Front Genet. 2018 Apr 10;9:121. doi: 10.3389/fgene.2018.00121. eCollection 2018.
has become an urgent clinical threat due to the recent emergence of multi-drug resistant strains. There is thus a significant need to discover new therapeutic targets in this organism. One means for doing so is through the use of high-quality genome-scale reconstructions. Well-curated and accurate genome-scale models (GEMs) of would be useful for improving treatment options. We present an updated and improved genome-scale reconstruction of AYE, named iCN718, that improves and standardizes previous AYE reconstructions. iCN718 has 80% accuracy for predicting gene essentiality data and additionally can predict large-scale phenotypic data with as much as 89% accuracy, a new capability for an reconstruction.
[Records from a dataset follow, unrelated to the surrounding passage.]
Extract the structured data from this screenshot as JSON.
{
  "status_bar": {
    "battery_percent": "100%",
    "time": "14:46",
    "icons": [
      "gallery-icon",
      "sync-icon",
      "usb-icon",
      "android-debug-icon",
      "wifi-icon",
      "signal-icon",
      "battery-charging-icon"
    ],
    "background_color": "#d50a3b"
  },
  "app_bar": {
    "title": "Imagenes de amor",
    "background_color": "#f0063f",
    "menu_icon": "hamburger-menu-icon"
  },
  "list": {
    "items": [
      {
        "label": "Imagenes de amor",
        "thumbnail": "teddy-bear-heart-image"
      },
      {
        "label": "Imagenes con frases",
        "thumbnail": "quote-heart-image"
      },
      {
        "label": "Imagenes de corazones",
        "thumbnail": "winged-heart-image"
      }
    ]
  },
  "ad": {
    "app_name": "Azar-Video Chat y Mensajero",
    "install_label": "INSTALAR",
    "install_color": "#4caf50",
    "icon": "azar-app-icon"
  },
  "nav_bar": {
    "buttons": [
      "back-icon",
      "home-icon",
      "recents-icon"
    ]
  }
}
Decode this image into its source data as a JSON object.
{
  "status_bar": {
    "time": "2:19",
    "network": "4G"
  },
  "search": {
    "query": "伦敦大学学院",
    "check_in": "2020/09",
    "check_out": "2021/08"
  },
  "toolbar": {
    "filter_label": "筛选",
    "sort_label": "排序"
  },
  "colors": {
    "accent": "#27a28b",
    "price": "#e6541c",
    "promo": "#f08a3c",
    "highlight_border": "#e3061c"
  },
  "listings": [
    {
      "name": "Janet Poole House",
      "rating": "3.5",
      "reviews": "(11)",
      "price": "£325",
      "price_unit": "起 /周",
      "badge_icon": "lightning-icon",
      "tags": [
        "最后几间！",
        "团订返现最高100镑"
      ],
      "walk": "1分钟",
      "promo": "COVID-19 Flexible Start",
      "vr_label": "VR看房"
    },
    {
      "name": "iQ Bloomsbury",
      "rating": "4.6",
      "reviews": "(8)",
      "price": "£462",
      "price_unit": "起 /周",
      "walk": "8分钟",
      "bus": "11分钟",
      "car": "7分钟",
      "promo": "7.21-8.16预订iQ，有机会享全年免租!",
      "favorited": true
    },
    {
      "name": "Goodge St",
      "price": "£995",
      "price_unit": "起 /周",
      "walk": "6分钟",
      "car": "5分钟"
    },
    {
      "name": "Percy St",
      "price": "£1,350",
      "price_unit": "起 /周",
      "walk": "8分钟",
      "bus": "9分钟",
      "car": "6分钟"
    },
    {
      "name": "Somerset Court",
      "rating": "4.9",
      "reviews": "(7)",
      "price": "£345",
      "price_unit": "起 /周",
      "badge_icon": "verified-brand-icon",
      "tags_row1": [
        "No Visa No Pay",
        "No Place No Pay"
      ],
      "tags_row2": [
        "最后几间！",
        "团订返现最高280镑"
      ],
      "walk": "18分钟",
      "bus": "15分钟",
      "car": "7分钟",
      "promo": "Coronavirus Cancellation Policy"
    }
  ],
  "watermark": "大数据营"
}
We further demonstrate that iCN718 can be used to analyze conserved metabolic functions in the A. baumannii core genome and to build strain-specific GEMs of 74 other strains from genome sequence alone. iCN718 will serve as a resource to integrate and synthesize new experimental data being generated for this urgent threat pathogen.
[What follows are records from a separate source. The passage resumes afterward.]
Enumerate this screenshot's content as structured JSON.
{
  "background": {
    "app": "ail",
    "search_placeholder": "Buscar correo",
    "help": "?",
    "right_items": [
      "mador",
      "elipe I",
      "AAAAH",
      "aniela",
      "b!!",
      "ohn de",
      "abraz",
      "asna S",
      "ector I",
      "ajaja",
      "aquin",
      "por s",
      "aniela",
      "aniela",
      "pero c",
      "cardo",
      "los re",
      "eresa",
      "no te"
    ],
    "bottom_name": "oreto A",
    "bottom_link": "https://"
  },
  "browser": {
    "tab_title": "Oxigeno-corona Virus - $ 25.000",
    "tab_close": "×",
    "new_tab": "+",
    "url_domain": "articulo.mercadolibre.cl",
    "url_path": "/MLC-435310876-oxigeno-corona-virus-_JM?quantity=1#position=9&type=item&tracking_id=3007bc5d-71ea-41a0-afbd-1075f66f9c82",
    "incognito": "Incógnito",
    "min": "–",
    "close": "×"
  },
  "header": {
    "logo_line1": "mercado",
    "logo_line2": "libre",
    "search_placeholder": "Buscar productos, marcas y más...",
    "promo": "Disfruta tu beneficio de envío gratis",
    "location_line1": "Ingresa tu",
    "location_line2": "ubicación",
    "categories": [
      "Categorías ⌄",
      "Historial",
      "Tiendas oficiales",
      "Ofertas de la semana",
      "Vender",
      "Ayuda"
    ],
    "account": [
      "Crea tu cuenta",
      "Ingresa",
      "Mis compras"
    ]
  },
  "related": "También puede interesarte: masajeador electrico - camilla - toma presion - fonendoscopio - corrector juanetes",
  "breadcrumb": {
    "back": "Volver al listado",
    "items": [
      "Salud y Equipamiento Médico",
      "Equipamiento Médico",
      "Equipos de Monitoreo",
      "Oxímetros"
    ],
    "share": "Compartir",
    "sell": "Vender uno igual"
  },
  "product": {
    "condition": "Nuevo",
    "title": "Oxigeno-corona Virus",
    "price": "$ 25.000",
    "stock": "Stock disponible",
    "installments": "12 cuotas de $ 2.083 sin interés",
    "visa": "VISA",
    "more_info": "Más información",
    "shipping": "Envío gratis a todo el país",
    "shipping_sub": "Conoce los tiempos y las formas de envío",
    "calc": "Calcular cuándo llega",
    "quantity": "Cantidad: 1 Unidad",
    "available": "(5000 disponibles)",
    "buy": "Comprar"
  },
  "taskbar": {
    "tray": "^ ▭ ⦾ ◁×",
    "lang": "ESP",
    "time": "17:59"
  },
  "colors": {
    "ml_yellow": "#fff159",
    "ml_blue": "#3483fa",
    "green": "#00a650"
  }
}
由于最近出现的多重耐药菌株,这已成为一个紧迫的临床威胁。因此,迫切需要在这种生物体中发现新的治疗靶点。一种实现此目的的方法是使用高质量的基因组规模重建。精心策划且准确的该生物体基因组规模模型(GEMs)将有助于改善治疗方案。我们展示了一个更新且改进的鲍曼不动杆菌AYE基因组规模重建,命名为iCN718,它改进并规范了先前的AYE重建。iCN718在预测基因必需性数据方面具有80%的准确率,此外还能以高达89%的准确率预测大规模表型数据,这是鲍曼不动杆菌重建的一项新能力。我们进一步证明,iCN718可用于分析鲍曼不动杆菌核心基因组中的保守代谢功能,并仅根据基因组序列构建其他74株鲍曼不动杆菌菌株的菌株特异性GEMs。iCN718将作为一种资源,用于整合和综合针对这种紧迫威胁病原体正在产生的新实验数据。